La carretera elegida para la prueba es una antigua vía de comunicación; coetánea con las primeras victorias de la marca en Le Mans, y sus curvas enlazadas, agradablemente peraltadas, evocan perfectamente el entorno natural en el que uno de estos coches se encuentra mas a gusto; según le vamos tomando confianza a este ágil gato, vamos apreciando en mayor medida sus muchas virtudes, aunque ciertamente fue en un amplio aparcamiento vacío en donde pudimos comprobar, sin riesgo, la docilidad y rapidez de respuesta ante nuestras demandas simultaneas sobre acelerador y dirección en marchas cortas y con un generoso régimen de vueltas, ello aderezado con una superficie de agarre mas bien limitado por las últimas lluvias hizo que de inmediato pudiésemos apreciar la característica nobleza que le permite su especialmente logrado reparto de masas casi neutro al 50% entre el puente trasero y el delantero, lo que hace que sea realmente fácil forzar un deslizamiento progresivo y noble de las cuatro ruedas, evitando tanto un sobreviraje como un subviraje excesivos.

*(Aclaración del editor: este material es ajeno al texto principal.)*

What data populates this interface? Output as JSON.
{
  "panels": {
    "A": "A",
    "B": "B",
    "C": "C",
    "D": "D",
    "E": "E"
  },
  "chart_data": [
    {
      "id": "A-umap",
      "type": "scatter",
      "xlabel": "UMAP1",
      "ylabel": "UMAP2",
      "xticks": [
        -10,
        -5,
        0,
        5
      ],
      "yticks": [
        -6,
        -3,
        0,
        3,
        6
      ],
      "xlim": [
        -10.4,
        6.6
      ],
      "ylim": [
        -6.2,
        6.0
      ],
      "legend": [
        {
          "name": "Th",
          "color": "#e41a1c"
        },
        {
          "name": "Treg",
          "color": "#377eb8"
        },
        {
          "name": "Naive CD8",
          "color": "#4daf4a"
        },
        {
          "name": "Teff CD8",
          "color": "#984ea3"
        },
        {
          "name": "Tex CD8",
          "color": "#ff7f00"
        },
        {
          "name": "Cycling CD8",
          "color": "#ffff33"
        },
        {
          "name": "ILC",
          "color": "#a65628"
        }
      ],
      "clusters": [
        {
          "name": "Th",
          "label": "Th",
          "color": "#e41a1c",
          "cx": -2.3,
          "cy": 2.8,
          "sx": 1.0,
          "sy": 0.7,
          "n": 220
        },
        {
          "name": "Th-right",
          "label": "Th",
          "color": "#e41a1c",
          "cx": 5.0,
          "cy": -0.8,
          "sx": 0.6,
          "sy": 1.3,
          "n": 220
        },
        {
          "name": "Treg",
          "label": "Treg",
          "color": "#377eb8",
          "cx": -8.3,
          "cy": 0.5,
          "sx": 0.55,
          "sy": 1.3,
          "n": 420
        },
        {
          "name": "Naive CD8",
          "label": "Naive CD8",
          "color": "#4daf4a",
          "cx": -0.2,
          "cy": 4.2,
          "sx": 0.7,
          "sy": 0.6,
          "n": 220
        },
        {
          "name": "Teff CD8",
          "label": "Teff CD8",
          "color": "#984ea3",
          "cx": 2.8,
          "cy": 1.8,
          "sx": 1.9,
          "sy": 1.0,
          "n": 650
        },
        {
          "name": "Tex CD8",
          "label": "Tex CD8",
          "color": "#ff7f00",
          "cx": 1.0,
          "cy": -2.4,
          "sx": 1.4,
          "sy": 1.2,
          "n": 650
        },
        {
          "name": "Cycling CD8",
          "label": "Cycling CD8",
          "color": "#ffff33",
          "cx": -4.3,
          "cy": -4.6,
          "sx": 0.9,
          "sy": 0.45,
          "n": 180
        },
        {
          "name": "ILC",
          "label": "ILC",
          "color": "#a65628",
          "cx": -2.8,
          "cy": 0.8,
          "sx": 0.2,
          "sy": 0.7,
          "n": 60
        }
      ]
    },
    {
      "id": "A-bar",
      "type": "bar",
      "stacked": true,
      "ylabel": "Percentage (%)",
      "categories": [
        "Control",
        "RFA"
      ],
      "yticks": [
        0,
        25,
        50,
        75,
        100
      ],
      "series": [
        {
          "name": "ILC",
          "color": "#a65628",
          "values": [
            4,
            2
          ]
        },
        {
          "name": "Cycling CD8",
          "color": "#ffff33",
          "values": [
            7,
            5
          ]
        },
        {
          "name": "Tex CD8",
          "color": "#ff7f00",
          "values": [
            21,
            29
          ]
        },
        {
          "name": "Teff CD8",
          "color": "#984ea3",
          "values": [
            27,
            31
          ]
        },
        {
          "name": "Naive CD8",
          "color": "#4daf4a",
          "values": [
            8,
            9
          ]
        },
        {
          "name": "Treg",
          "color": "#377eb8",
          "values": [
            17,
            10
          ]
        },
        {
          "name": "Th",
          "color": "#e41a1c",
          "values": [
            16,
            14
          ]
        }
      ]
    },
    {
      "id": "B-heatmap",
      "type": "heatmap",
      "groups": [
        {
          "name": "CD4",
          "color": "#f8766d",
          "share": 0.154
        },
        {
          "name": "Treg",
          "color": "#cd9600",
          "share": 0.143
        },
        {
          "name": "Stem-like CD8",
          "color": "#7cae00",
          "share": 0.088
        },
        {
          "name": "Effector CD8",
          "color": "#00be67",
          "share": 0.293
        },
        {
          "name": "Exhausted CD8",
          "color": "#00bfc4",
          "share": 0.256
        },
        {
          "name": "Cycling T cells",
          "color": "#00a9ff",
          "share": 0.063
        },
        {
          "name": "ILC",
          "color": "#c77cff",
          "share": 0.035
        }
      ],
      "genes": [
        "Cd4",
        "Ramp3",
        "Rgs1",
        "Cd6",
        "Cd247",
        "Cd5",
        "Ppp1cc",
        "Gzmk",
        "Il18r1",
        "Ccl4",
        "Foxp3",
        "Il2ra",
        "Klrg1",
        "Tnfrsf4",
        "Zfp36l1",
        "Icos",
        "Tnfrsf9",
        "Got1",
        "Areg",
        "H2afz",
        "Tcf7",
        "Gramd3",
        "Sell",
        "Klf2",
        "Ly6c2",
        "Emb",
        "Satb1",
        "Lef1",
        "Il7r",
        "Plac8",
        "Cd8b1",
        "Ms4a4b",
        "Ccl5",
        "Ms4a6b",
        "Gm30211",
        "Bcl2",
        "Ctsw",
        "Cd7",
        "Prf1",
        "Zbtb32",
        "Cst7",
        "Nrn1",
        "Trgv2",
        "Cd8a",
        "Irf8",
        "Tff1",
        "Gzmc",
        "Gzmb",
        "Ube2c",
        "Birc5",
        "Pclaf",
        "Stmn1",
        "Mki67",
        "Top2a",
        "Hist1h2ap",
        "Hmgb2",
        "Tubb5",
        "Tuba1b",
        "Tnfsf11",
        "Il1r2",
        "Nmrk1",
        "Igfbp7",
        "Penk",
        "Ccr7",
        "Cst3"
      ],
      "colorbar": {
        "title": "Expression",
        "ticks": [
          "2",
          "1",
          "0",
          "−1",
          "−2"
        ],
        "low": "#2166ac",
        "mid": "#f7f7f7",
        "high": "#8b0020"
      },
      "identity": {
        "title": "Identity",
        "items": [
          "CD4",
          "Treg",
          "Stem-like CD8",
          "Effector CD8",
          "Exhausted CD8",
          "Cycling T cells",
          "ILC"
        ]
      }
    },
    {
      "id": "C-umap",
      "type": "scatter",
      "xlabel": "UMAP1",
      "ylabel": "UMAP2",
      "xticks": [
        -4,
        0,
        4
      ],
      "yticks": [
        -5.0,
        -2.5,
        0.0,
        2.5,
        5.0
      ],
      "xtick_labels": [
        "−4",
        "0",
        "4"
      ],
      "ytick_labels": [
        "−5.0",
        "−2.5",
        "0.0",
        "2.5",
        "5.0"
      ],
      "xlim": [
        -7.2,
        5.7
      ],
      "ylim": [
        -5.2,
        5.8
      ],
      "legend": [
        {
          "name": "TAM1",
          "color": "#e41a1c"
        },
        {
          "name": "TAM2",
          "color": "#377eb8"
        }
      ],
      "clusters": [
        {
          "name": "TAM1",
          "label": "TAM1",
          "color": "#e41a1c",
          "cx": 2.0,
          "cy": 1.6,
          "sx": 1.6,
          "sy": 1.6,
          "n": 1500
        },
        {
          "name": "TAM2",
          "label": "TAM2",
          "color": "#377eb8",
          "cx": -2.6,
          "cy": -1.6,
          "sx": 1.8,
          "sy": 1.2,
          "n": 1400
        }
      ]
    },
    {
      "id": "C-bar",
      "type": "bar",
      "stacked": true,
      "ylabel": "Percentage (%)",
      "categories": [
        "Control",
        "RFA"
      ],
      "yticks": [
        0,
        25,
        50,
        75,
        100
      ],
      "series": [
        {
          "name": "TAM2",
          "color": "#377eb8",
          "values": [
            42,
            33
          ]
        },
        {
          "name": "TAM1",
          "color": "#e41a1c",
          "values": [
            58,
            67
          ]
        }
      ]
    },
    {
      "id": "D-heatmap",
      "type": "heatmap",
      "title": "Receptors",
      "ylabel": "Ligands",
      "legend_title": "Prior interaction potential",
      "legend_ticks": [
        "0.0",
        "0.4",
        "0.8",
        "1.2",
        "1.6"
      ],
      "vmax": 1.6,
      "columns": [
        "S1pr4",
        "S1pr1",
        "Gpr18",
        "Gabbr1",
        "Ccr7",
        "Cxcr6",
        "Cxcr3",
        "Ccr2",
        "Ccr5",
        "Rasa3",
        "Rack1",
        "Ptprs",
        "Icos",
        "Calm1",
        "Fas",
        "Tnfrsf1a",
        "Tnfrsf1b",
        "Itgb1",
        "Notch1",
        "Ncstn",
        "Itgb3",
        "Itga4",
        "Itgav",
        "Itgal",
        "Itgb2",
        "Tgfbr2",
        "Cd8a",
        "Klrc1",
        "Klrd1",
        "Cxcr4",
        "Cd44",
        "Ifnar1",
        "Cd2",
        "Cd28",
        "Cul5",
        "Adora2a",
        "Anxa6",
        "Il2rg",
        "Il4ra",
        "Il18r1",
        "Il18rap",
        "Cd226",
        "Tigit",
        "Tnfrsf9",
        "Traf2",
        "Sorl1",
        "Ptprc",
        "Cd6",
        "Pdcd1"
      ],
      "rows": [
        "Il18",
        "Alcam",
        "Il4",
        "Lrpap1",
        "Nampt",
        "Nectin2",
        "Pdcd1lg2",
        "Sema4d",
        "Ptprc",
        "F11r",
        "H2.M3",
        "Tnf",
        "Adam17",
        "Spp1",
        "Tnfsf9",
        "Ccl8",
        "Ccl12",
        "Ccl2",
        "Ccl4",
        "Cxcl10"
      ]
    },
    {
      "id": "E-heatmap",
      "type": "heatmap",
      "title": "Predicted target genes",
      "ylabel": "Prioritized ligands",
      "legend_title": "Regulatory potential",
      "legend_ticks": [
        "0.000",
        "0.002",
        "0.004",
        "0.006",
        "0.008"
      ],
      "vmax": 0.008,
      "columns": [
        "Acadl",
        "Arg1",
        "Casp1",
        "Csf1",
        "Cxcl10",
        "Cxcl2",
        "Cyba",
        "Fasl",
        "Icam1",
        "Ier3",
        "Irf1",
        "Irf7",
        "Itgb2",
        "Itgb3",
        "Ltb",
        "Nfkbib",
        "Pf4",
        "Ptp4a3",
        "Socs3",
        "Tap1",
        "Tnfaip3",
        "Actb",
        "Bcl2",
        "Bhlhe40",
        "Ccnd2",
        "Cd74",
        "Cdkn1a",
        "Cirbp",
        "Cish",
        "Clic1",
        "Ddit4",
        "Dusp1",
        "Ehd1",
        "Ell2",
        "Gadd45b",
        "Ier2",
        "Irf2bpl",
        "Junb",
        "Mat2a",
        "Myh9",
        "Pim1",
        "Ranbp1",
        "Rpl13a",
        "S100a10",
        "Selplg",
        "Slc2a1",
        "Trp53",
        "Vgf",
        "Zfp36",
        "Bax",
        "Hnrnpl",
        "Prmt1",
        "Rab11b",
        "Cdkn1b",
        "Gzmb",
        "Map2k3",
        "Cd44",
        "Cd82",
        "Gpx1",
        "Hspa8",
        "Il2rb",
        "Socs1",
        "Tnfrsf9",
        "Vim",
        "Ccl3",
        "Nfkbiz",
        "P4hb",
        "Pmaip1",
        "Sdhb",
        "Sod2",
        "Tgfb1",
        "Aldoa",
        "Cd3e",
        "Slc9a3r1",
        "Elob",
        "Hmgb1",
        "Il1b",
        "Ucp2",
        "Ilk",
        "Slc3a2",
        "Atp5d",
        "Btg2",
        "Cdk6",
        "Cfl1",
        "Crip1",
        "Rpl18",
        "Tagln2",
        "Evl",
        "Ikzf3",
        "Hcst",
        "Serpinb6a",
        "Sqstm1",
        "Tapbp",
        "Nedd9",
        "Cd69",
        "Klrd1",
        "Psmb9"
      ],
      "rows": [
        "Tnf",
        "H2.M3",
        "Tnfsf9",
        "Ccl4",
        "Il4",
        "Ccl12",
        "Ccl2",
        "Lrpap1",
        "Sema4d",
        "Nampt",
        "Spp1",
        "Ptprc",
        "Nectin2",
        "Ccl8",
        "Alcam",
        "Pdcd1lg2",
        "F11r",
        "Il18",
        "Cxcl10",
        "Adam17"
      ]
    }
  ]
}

El largo recorrido de suspensión y las generosas ruedas de 6.0x16” le permiten absorber eficazmente las irregularidades del firme y los cambios de apoyo a los que le estamos sometiendo, sin perder sin embargo en ningún momento el agarre de forma brusca; los frenos, también de origen XJ 6, ayudan a darnos la sensación de confianza necesaria e imprescindible en un coche de 3.8 litros, que supera ampliamente los 200 caballos. Todas estas evoluciones las realizamos con nuestro cuerpo firmemente sujeto en el asiento tipo baquet, tapizado en cuero el cual a pesar de su pequeño tamaño realiza su función con total eficacia.
En resumen ha sido toda una experiencia (que hemos de agradecer a nuestro buen amigo Juan Lumbreras) vivir por un momento las sensaciones de tantos pilotos que en los años cincuenta compitieron detrás de uno de estos fabulosos motores y quizás sea cierto, como se dijo una vez, que conducir un coche como este es lo mas cerca que puede estarse de las sensaciones que se experimentan al volar un Spitfire.